Capaian spektakuler ini mendorong Erdogan berani “bicara” kepada Ehud Olmet, PM Israel, dan Tzipi Livni Menlu Israel kala agresi Israel berlangsung bahwa dirinya adalah pimpinan keturunan dinasti Utsmani dan tindakan Israel di Jalur Gaza adalah titik hitam dalam sejarah kemanusiaan yang tidak akan dibiarkan. “Israel akan tenggelam dalam air mata bocah-bocah, wanita dan kaum terzalimi korban pembantaian ini”.
Sikap pahlawan yang tidak dilakukan elit Arab inilah yang menjadikan ribuan warga Turki menyambut pimpinan mereka yang tidak takut menghadapi Perez di Davos ketika ia datang di bandara Istanbul.
Langkah Turki ini bukan taktik. Sebab pemerintah Erdogan memperkuat hubungannya dengan Suriah dan Iran, dan presiden Turki Abdullah Goul menggagalkan kunjungan resminya ke Israel.
Kunjungan Erdogan dalam pekan ini ke Iran juga akan membawa misi bahwa Turki tidak akan ikut dalam embargo ekonomi terhadap negeri para Mullah ini.
***
Yang menyakitkan, sikap Turki yang mengagumkan ini justru terjadi di tengah kondisi “mati” Arab dalam semua levelnya, bahkan mereka ikut dalam poros Arab (moderat) – Israel melawan Iran.
Lebih menyakitkan lagi ini terjadi pada saat Otoritas Palestina di Ramallah berani menarik dukungan votingnya terhadap laporan Goldstone di Dewan HAM Internasioal PBB di Jenewa yang menuding Israel melakukan kejahatan perang dan kemanusiaan di Jalur Gaza.
Bangsa-bangsa dunia menudukung pemimpinnya yang menjaga kehormatan, mewujudkan kebebasan, kebangkitan ekonomi, politik dan militer, melawan kezaliman.

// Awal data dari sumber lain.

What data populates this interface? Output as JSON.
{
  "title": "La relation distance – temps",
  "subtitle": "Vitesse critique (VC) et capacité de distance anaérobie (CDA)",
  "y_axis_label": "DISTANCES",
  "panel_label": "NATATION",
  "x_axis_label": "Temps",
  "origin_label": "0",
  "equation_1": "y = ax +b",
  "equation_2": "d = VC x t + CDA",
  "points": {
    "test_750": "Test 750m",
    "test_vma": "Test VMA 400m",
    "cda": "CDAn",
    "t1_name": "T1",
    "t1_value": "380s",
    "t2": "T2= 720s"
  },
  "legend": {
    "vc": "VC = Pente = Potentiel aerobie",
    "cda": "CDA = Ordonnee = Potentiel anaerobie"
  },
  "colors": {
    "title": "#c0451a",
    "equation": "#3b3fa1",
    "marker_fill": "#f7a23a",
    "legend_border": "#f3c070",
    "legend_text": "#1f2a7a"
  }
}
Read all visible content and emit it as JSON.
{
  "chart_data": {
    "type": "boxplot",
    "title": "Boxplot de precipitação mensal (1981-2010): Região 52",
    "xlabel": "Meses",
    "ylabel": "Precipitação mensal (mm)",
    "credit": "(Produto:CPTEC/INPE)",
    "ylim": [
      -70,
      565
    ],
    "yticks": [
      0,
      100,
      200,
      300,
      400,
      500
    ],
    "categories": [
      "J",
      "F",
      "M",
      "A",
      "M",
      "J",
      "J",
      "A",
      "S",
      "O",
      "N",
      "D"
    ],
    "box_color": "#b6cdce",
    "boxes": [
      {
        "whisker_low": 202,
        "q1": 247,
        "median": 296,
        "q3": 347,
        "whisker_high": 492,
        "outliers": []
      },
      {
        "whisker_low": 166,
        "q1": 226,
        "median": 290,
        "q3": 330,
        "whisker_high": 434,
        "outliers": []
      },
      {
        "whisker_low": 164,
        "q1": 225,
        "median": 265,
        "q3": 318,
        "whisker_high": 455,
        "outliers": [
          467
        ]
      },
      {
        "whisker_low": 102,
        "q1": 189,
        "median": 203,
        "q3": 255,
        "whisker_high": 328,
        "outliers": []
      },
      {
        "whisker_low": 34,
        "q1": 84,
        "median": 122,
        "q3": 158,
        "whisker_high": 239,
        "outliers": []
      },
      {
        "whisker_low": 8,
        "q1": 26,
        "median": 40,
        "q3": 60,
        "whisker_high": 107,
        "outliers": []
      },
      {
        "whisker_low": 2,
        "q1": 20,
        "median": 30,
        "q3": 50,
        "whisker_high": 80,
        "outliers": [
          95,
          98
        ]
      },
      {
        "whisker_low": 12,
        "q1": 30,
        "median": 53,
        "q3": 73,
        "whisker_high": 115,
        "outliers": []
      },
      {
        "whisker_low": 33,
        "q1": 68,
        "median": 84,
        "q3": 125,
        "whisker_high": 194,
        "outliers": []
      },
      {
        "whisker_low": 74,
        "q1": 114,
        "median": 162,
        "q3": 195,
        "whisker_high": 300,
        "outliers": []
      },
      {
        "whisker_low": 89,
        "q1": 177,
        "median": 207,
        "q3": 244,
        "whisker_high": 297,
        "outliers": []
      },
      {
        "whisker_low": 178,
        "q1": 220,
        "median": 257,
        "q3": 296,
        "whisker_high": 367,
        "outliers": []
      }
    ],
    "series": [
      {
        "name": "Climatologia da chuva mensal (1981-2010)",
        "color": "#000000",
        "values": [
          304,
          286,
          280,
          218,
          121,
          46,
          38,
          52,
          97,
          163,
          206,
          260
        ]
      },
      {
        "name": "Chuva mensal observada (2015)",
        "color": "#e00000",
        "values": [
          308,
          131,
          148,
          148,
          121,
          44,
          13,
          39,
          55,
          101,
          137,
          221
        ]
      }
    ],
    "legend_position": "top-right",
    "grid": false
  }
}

Inilah yang menafsirkan kenapa rakyat Turki mendukung pimpinan mereka sekarang melalui proses demokrasi yang bersih. Bahkan bukan hanya di kalangan Turki, Erdogan memiliki tempat istimewa di hati seluruh bangsa Arab dan kaum muslimin karena keberanian sikapnya menghadapi sikap Israel.